My wall hanging Tireless Fruit begs to be known is Sold for sale.  It measures about 25×26 and is $100 + $7 shipping. If this rings true for you and you’d like to own it, just email me here at maria@fullmoonfiberart.com.  I take checks and paypal.

Detail from "Tireless Fruit"

Detail from “Tireless Fruit”

Detail from "Tireless Fruit"

Detail from “Tireless Fruit”

My Iron, A Glowing Grotto

February 6th, 2015

iron reflection

I saw the blaze on my wall and it looked holy to me.  A glowing grotto.  A message from….my iron.  That’s what it is, the sun reflecting off the bottom of my iron and onto my wall. But what’s with the red at the tippy top?  My iron is speaking to me in and of, all it’s glory.  Warm when it’s cold out, laboring day after day. Taken for granted.  I have not praised my iron enough.  look at me, she’s saying, I am the sacred in the mundane. The glowing glory of the forgotten. A miracle on your wall in the middle of the day.

Too Cold for an Old Dog

February 6th, 2015
Frieda and Flo by the wood stove

Frieda and Flo by the wood stove

Frieda doesn’t hear very well these days. Sometimes I’ll be right behind her and she doesn’t know I’m there.  But somehow, every morning, she’s always right beside me at the back door when I go to my studio.  I do see her watching me as I gather up my computer and iphone and tea.  We do this five times a week and just as it’s my work to go to my studio, it’s her work to go with me.   She doesn’t wait to be invited, she just comes.

Sometimes, like this morning, when it’s below zero out, it’s just too cold.  Not for me, I  pile on the layers, light extra candles on my alter (it feels warmer just having those flames going) put on my hat and scarf and pour my tea in a thermos cup.   But it is too cold for Frieda.  Anyway, I think it’s too cold for her.  So as much as I love having her with me, I don’t want her to be any more uncomfortable than an old dog already is.

I do get a pang when I leave the house and she runs to the door and looks at me expecting to follow.  But then I think of her curled up in front of the wood stove, dozing and warm, and I feel a little warmer too.

My Old Singer

February 5th, 2015
My old Singer

My 30 year old Singer Sewing Machine

There’s something about the simplicity of my old Singer Sewing machine that I like.  I haven’t used it in so long, I was expecting to be frustrated by it.  But when it started to slowly chug along, making that thunk thunk noise, it felt good.  Like deliberately walking slowly and purposefully. I can actually feel the needle go up and down, not in a blur, quick hum, like my Viking.  It’s as if I can feel the mechanisms of the machine at work, gears turning, wheels spinning, like a primitive pulley system powered by a foot treadle.

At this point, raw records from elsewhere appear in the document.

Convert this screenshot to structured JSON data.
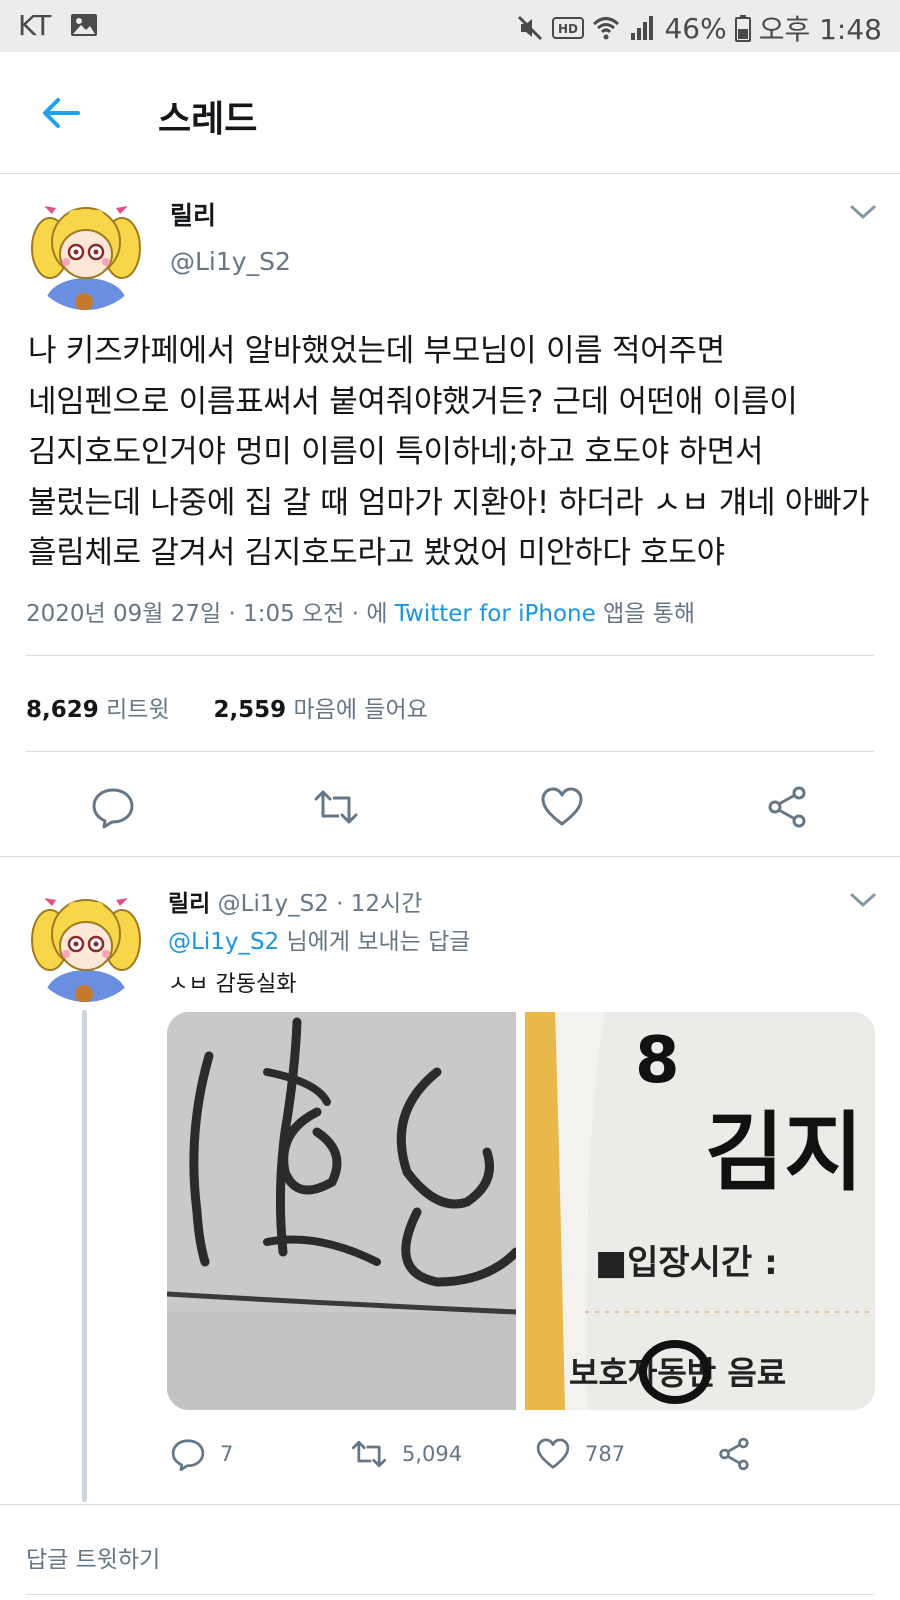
{
  "status_bar": {
    "carrier": "KT",
    "battery": "46%",
    "time": "오후 1:48",
    "icons": [
      "gallery-icon",
      "mute-icon",
      "hd-icon",
      "wifi-icon",
      "signal-icon",
      "battery-icon"
    ]
  },
  "header": {
    "title": "스레드",
    "back_icon": "arrow-left-icon"
  },
  "main_tweet": {
    "name": "릴리",
    "handle": "@Li1y_S2",
    "text_lines": [
      "나 키즈카페에서 알바했었는데 부모님이 이름 적어주면",
      "네임펜으로 이름표써서 붙여줘야했거든? 근데 어떤애 이름이",
      "김지호도인거야 멍미 이름이 특이하네;하고 호도야 하면서",
      "불렀는데 나중에 집 갈 때 엄마가 지환아! 하더라 ㅅㅂ 걔네 아빠가",
      "흘림체로 갈겨서 김지호도라고 봤었어 미안하다 호도야"
    ],
    "meta_prefix": "2020년 09월 27일 · 1:05 오전 · 에 ",
    "meta_link": "Twitter for iPhone",
    "meta_suffix": " 앱을 통해",
    "retweets_count": "8,629",
    "retweets_label": "리트윗",
    "likes_count": "2,559",
    "likes_label": "마음에 들어요"
  },
  "reply_tweet": {
    "name": "릴리",
    "handle": "@Li1y_S2",
    "time": "12시간",
    "reply_to_handle": "@Li1y_S2",
    "reply_to_suffix": " 님에게 보내는 답글",
    "text": "ㅅㅂ 감동실화",
    "photo2_text_number": "8",
    "photo2_text_name": "김지",
    "photo2_text_entry": "■입장시간 :",
    "photo2_text_bottom": "보호자동반 음료 ",
    "reply_count": "7",
    "retweet_count": "5,094",
    "like_count": "787"
  },
  "compose": {
    "label": "답글 트윗하기"
  },
  "colors": {
    "link": "#1b95e0",
    "secondary_text": "#657786",
    "divider": "#dadfe3",
    "status_bar_bg": "#ececec"
  }
}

I picked up my Viking today.  It’s all clean and ready to be used again.  It’s good to have it back, but I felt a little sad unplugging my Singer and sliding it under my desk.  Not sad enough to use it instead of my Viking, which is fast and easy in so many ways.

In the past I’ve thought of getting rid of my Singer.  Giving it to someone who  doesn’t have a sewing machine and could use it.  But now I know I’ll keep it.  Not only because I might need it someday, but because I like it.  I have a feeling that it’s the kind of machine that could last forever.  The kind of machine that will never give up.